“In a suspense novel that is the literary equivalent of Hitchcock’s Psycho, Lemaitre presents a harrowing look into the link between madness and evil.”
Already a winner of multiple literary prizes for his crime fiction, Pierre Lemaitre exceeds expectations with his novel of psychological suspense, Blood Wedding. In a suspense novel that is the literary equivalent of Hitchcock’s Psycho, Lemaitre presents a harrowing look into the link between madness and evil.
A product of a happy marriage, and happily married herself to Vincent, Sophie Duguet is the epitome of a well-adjusted, gregarious, and mentally stable young woman—until she finds herself slowly going mad.
She loses her keys, misplaces her identity card, reports her car stolen because she forgets where she has parked it, suddenly develops insomnia, believes she has pushed her hateful mother-in-law down the stairs to her death, and has killed her own baby. On the advice of a psychiatrist she begins making extensive notes on her own behavior in an effort to combat her increasing madness.
When she awakens each morning in tears, she is not surprised. “Tears are an everyday occurrence in her life; she has wept every night since she went mad.”
After her husband’s suicide, Sophie has taken a series of jobs for which she is overqualified. At present she is the nanny for six-year-old Leo Gervais. When she goes to awaken the little boy, she finds him strangled with a shoelace from one of her hiking boots. “His face, pale and mottled, is turned toward her, but his wide eyes stare out at nothing.”

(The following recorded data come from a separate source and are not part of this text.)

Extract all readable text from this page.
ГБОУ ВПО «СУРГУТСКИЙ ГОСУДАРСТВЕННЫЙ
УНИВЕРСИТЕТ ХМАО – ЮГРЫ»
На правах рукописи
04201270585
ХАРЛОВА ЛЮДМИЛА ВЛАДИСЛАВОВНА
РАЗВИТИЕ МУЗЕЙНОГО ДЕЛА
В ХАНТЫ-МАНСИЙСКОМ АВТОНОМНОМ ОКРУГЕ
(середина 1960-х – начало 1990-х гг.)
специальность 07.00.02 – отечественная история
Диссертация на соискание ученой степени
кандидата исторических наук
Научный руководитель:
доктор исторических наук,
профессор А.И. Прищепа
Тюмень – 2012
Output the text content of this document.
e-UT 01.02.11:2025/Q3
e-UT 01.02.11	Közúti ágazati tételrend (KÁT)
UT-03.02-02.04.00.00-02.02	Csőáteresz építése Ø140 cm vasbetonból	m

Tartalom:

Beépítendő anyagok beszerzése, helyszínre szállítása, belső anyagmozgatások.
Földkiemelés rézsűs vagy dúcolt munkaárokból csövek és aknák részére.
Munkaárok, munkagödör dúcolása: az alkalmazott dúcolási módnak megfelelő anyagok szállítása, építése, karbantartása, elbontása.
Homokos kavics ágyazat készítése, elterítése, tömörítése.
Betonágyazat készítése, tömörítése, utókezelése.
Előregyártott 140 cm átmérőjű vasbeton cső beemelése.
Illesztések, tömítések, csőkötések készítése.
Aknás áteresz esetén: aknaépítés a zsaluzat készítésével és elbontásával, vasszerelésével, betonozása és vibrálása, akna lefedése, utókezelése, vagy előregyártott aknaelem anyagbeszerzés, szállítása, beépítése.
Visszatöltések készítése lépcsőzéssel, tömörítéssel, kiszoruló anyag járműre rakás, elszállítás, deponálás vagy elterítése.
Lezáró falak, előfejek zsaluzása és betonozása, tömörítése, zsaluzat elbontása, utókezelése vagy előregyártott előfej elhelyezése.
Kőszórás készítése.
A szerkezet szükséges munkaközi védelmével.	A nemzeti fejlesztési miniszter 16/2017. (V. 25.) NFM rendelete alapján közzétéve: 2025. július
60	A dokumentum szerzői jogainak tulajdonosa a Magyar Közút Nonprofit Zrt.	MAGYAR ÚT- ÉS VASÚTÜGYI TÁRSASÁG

Not until the incessant ringing of the telephone “a ringing that cleaves the space, mechanical, maddening . . .” does Sophie react to her horrid circumstances. “Sophie does not know what to do. Call someone? Leave now? She has to choose between two evils. That has been the story of her life.”
Sophie runs, hoping to escape before the police arrest her for a crime she cannot remember committing despite the evidence of her own eyes. She must have done it; there was no one else in the apartment, and it was her shoelace.
Frantic and hardly able to overcome her own indecisiveness, Sophie accepts a stranger’s offer of help. When she regains consciousness after blacking out, Sophie finds a bloody knife in her hand and the young woman’s body on the floor. One more murder she cannot remember committing.
On the run from the police, Sophie works at a series of off-the books jobs, moving from apartment to apartment, sometimes from town to town, always terrified that she will be caught.
Finally she realizes that she do something other than running, so she buys a false birth certificate and signs up for a dating service. If she marries and takes her husband’s name, she will effectively disappear. She meets Frantz, not an ideal man, but he seems not overly intelligent and easy to manipulate. “Meet, marry, move abroad, work, divorce.”
In a plot twist that leaves the reader shocked, Frantz turns out to be not who Sophie believes him to be. He is not a simple soldier, but a controlling monster who is leading Sophie into a further spiral of increasing madness. If she underestimates Frantz, he in turn underestimates her instinct for survival.
Lemaitre ratchets up the suspense to an almost unbearable level as Sophie and Frantz pursue their separate goals: hers to survive and free herself from madness, and his to slowly torture her until he feels it is time to murder her.
As a trained psychologist Lemaitre knows how to portray madness so realistically that the reader never questions his first assumption that Sophie is indeed mad, a psychopath without empathy or remorse. When Frantz reveals himself as the true psychopath, there is a feeling of relief that one was not wrong in liking Sophie despite her murderous actions.
Blood Wedding is a terrifying novel as it reveals how easy one may drive another person into madness. It leads one to ask am I just a little forgetful, or am I mad? If I am mad, is it a natural occurrence, or is someone else responsible?
Blood Wedding is a gripping, troubling novel with believable characters and a watertight plot, an undeniable tour de force of psychological suspense that justifies Lemaitre’s international reputation as a crime writer.